Couldn't find any info about this on the forum.

Here in South Africa where I live some of the guys said I should replace my head gasket with a copper one if I want to turbo my car to drop the compresion ratio. My baby is a 2000 model Nissan Sentra 160Si witch is running a GA16DE motor. 

Do I under stand correct that I dont have to replace any of my internals if I only wana run a 0,5bar boost.


----------



## psuLemon (Apr 23, 2003)

There are a lot of members on the boards running over 200whp with stock head gaskets and on stock internals. Wes is pushing 252whp @ 14 psi and i dont believe he is having any problems.


----------



## wes (Apr 30, 2002)

Gielie said:


> Jis Guys
> 
> Couldn't find any info about this on the forum.
> 
> ...


First off copper is a HORRIBLE choice for a street car. They are VERy sensitive to installation, they must be annealed, cleaned, and installed perfect. They are also known to weap if not installed correctly. I would NOT use one on a street car. 

The stock head gasket is NOT a limiting factor nor are the bottom end parts. I am making 250 HP to the wheels on a stock bottom end and a stock head gasket.


----------



## Gielie (Sep 16, 2005)

So, what boost can you run on the standard motor(standard with standard feuling and standard managment)?

For now I only wana run the standard motor with a the turbo (IHI RHF5). 

Whould you suggest a extra injector or will it make no differance, if yes what size and at what amount of boost would I need it?

For now I only wana run at about (0.4bar = 5.714psi) or (0.5bar = 7.143psi) boost. Wana boost more later, what els is there to do?

Also then, what size exhaust do you suggest? Got a 2" at the moment.


----------



## Gielie (Sep 16, 2005)

Thanx for all the feedback, it helps alot.


----------



## wes (Apr 30, 2002)

Gielie said:


> So, what boost can you run on the standard motor(standard with standard feuling and standard managment)?
> 
> For now I only wana run the standard motor with a the turbo (IHI RHF5).
> 
> ...


You should search and read on this my friend! Nissan Performance Mag. has two different 1.6 turbo projects both of which document what is needed to boost the car safely. The articles discuss where the stock stuff will max out and verything else. 
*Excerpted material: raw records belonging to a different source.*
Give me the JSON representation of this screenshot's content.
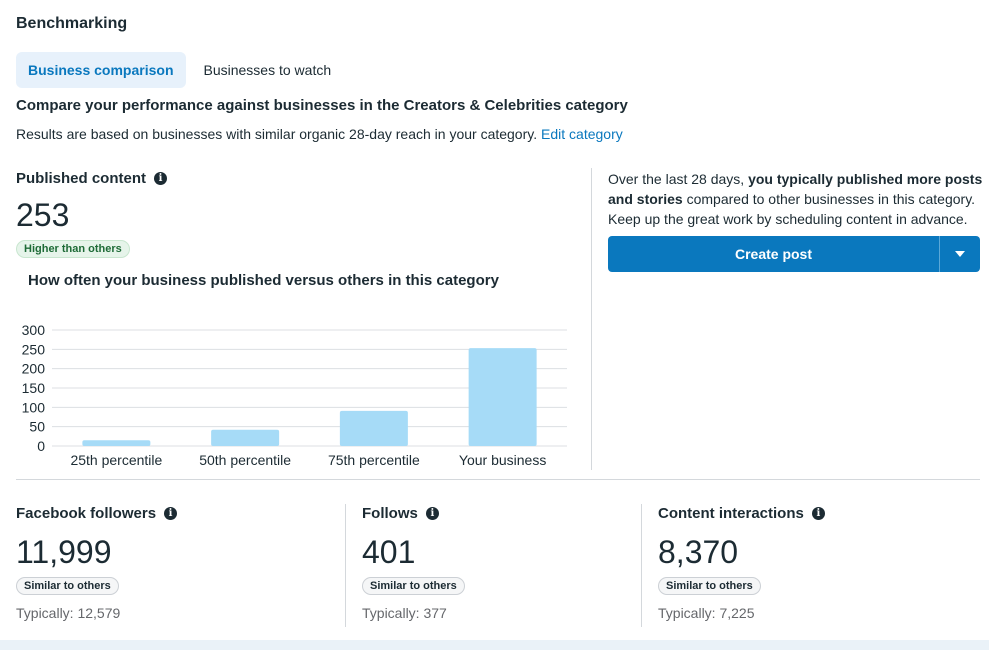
{
  "section_title": "Benchmarking",
  "tabs": [
    {
      "label": "Business comparison",
      "active": true
    },
    {
      "label": "Businesses to watch",
      "active": false
    }
  ],
  "headline": "Compare your performance against businesses in the Creators & Celebrities category",
  "subline": {
    "text": "Results are based on businesses with similar organic 28-day reach in your category.",
    "link": "Edit category"
  },
  "published": {
    "label": "Published content",
    "value": "253",
    "badge": "Higher than others",
    "chart_title": "How often your business published versus others in this category"
  },
  "chart_data": {
    "type": "bar",
    "categories": [
      "25th percentile",
      "50th percentile",
      "75th percentile",
      "Your business"
    ],
    "values": [
      15,
      42,
      91,
      253
    ],
    "ylim": [
      0,
      300
    ],
    "yticks": [
      0,
      50,
      100,
      150,
      200,
      250,
      300
    ],
    "grid": true,
    "bar_color": "#a6dbf7"
  },
  "insight": {
    "prefix": "Over the last 28 days,",
    "bold": "you typically published more posts and stories",
    "suffix": "compared to other businesses in this category. Keep up the great work by scheduling content in advance."
  },
  "cta": {
    "label": "Create post",
    "dropdown_icon": "caret-down-icon"
  },
  "metrics": [
    {
      "label": "Facebook followers",
      "value": "11,999",
      "badge": "Similar to others",
      "typically": "Typically: 12,579"
    },
    {
      "label": "Follows",
      "value": "401",
      "badge": "Similar to others",
      "typically": "Typically: 377"
    },
    {
      "label": "Content interactions",
      "value": "8,370",
      "badge": "Similar to others",
      "typically": "Typically: 7,225"
    }
  ],
  "colors": {
    "accent": "#0a78be",
    "active_tab_bg": "#e7f1fb"
  }
}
You cannot run 5 or 7 lbs on the stock ECU and injectors, you need SOME way to add extra fuel. Please research this and you will find MANY answers!


----------



## Gielie (Sep 16, 2005)

Thanx for the info.


----------



## dave_f (Dec 11, 2002)

there is a lot of info out there ... you are going to have to do some searching/reading. The forum and NPM is a good source. There is a growing number of boosted GA16de owners. The stock head gasket should hold up fine to modest boost levels with proper tunning. Tuning is the key... if not tuned properly even a stock motor can blow a head gasket.
-dave


----------